For those who weren't watching motorsports since the 1970s, the Porsche 935 is a quirky racecar with a storied and rather successful history, whether in the hands of Porsche themselves or under Kremer with their K2, K3, and K4 versions.
In a rather interesting turn of events, Porsche had decided to revive that three-digit badge for a limited run of 77 units, and it can be yours for a whopping 701,948 Euros (RM 3,372,585.49). That's a huge amount of money, but it is an iconic shape and a great throwback to the glory days, and definitely something unique in both form and function.
Sadly, you won't be able to drive it on the road. It's a "clubsport racer", which means you'll only be allowed to enjoy it within the confines of a track. The styling is clearly inspired by the original 935, but the base of this new model is a 991 GT2 RS, with a narrower body at 2.03 meters and an overall length of 4.87 meters.

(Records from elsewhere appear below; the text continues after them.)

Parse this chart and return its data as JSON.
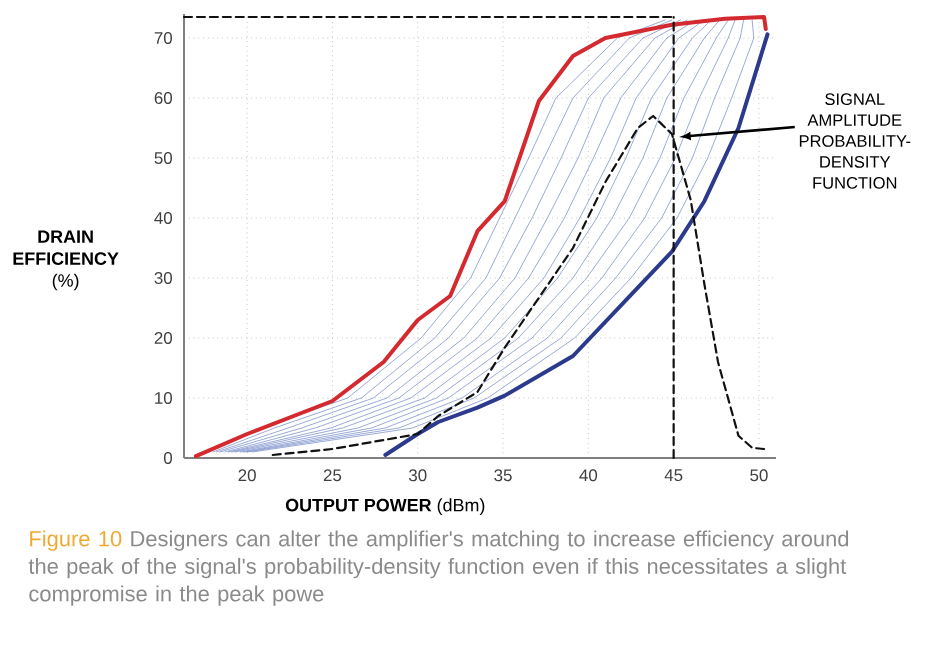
{
  "chart_data": {
    "type": "line",
    "xlabel": "**OUTPUT POWER** (dBm)",
    "ylabel": "**DRAIN EFFICIENCY** (%)",
    "xlim": [
      16.3,
      51
    ],
    "ylim": [
      0,
      74
    ],
    "xticks": [
      20,
      25,
      30,
      35,
      40,
      45,
      50
    ],
    "yticks": [
      0,
      10,
      20,
      30,
      40,
      50,
      60,
      70
    ],
    "grid": true,
    "marker": "none",
    "series": [
      {
        "color": "#6f86c6",
        "x": [
          17.7,
          20.8,
          25.9,
          30.2,
          33.1,
          34.8,
          36.5,
          38.1,
          41.7,
          44.5
        ],
        "values": [
          1,
          5,
          10,
          20,
          30,
          40,
          50,
          60,
          70,
          73
        ]
      },
      {
        "color": "#6f86c6",
        "x": [
          18.0,
          21.6,
          26.7,
          31.0,
          34.0,
          35.7,
          37.4,
          39.1,
          42.4,
          44.9
        ],
        "values": [
          1,
          5,
          10,
          20,
          30,
          40,
          50,
          60,
          70,
          73
        ]
      },
      {
        "color": "#6f86c6",
        "x": [
          18.2,
          22.4,
          27.4,
          31.8,
          34.8,
          36.7,
          38.4,
          40.0,
          43.2,
          45.4
        ],
        "values": [
          1,
          5,
          10,
          20,
          30,
          40,
          50,
          60,
          70,
          73
        ]
      },
      {
        "color": "#6f86c6",
        "x": [
          18.4,
          23.2,
          28.2,
          32.7,
          35.7,
          37.6,
          39.4,
          40.9,
          43.9,
          45.8
        ],
        "values": [
          1,
          5,
          10,
          20,
          30,
          40,
          50,
          60,
          70,
          73
        ]
      },
      {
        "color": "#6f86c6",
        "x": [
          18.7,
          24.0,
          28.9,
          33.5,
          36.5,
          38.6,
          40.3,
          41.9,
          44.6,
          46.3
        ],
        "values": [
          1,
          5,
          10,
          20,
          30,
          40,
          50,
          60,
          70,
          73
        ]
      },
      {
        "color": "#6f86c6",
        "x": [
          18.9,
          24.9,
          29.6,
          34.3,
          37.4,
          39.5,
          41.3,
          42.8,
          45.3,
          46.8
        ],
        "values": [
          1,
          5,
          10,
          20,
          30,
          40,
          50,
          60,
          70,
          73
        ]
      },
      {
        "color": "#6f86c6",
        "x": [
          19.1,
          25.6,
          30.4,
          35.1,
          38.2,
          40.5,
          42.2,
          43.7,
          46.1,
          47.2
        ],
        "values": [
          1,
          5,
          10,
          20,
          30,
          40,
          50,
          60,
          70,
          73
        ]
      },
      {
        "color": "#6f86c6",
        "x": [
          19.3,
          26.5,
          31.1,
          35.9,
          39.1,
          41.4,
          43.2,
          44.6,
          46.8,
          47.7
        ],
        "values": [
          1,
          5,
          10,
          20,
          30,
          40,
          50,
          60,
          70,
          73
        ]
      },
      {
        "color": "#6f86c6",
        "x": [
          19.6,
          27.3,
          31.8,
          36.7,
          39.9,
          42.4,
          44.2,
          45.6,
          47.5,
          48.2
        ],
        "values": [
          1,
          5,
          10,
          20,
          30,
          40,
          50,
          60,
          70,
          73
        ]
      },
      {
        "color": "#6f86c6",
        "x": [
          19.8,
          28.1,
          32.6,
          37.6,
          40.8,
          43.3,
          45.1,
          46.5,
          48.2,
          48.6
        ],
        "values": [
          1,
          5,
          10,
          20,
          30,
          40,
          50,
          60,
          70,
          73
        ]
      },
      {
        "color": "#6f86c6",
        "x": [
          20.0,
          28.9,
          33.3,
          38.4,
          41.6,
          44.3,
          46.1,
          47.4,
          48.9,
          49.1
        ],
        "values": [
          1,
          5,
          10,
          20,
          30,
          40,
          50,
          60,
          70,
          73
        ]
      },
      {
        "color": "#6f86c6",
        "x": [
          20.3,
          29.7,
          34.1,
          39.2,
          42.5,
          45.2,
          47.0,
          48.4,
          49.7,
          49.6
        ],
        "values": [
          1,
          5,
          10,
          20,
          30,
          40,
          50,
          60,
          70,
          73
        ]
      },
      {
        "color": "#d42a2f",
        "x": [
          17,
          20,
          25,
          28,
          30,
          31.9,
          33.5,
          35.1,
          37.1,
          39.1,
          41,
          44.9,
          48,
          50.3,
          50.4
        ],
        "values": [
          0.3,
          4,
          9.5,
          16,
          23,
          27,
          37.8,
          42.8,
          59.5,
          67,
          70,
          72.2,
          73.2,
          73.5,
          71.5
        ]
      },
      {
        "color": "#2b3a8c",
        "x": [
          28.1,
          30,
          31.2,
          33.5,
          35.1,
          39.1,
          42.9,
          44.9,
          46.8,
          48.8,
          50.5
        ],
        "values": [
          0.5,
          4,
          6,
          8.4,
          10.4,
          17,
          28.4,
          34.4,
          42.8,
          55,
          70.6
        ]
      },
      {
        "color": "#111111",
        "line_style": "dashed",
        "x": [
          21.5,
          25,
          30,
          31.2,
          33.5,
          35.1,
          39.1,
          41,
          42.9,
          43.8,
          44.9,
          46,
          46.8,
          47.6,
          48.8,
          49.6,
          50.3
        ],
        "values": [
          0.5,
          1.5,
          4,
          7,
          11,
          18.4,
          35,
          46,
          55,
          57,
          54,
          43,
          29,
          16,
          3.7,
          1.7,
          1.5
        ]
      },
      {
        "color": "#111111",
        "line_style": "dashed",
        "x": [
          16.3,
          45
        ],
        "values": [
          73.5,
          73.5
        ]
      },
      {
        "color": "#111111",
        "line_style": "dashed",
        "x": [
          45,
          45
        ],
        "values": [
          0,
          73.5
        ]
      }
    ],
    "annotations": [
      {
        "text": "SIGNAL AMPLITUDE PROBABILITY-DENSITY FUNCTION",
        "x": 45.3,
        "y": 53.5
      },
      "Figure 10",
      "Designers can alter the amplifier's matching to increase efficiency around the peak of the signal's probability-density function even if this necessitates a slight compromise in the peak powe"
    ]
  }
}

Performance comes from a turbocharged 3.8-litre flat six, derived from the one in the GT2 RS and pushing 700 hp. Weight stands at 1,380 kg, which comes from lighter materials in the body shell such as aluminium-steel composites and carbon-fibre Kevlar. There's even an FIA-compliant removable escape hatch in the roof, for the serious track rat.
The flat sides are a throwback to yesteryear, where form was very much determined by aerodynamics - primitive in those days, but effective nonetheless. The headlights are much less pronounced, with a slantnose front end that's long been missing from the Porsche lineup.
Paintwork comes in a singular Agate Gray, with the Martini livery being optional. 18-inch wheels up front and rear, 11.5 inches and 13 inches wide respectively, form the base of the wheel setup and the car is delivered with transport tyres, to be swapped out for the performance tyre of your choice.
It's an interesting step for Porsche, which has more recently been looking to the past for inspiration for the future. What's more interesting is the fact that this is a car that hasn't been sold out before release, which is the case with most limited edition models - possibly because of its rather limited market and collector's value.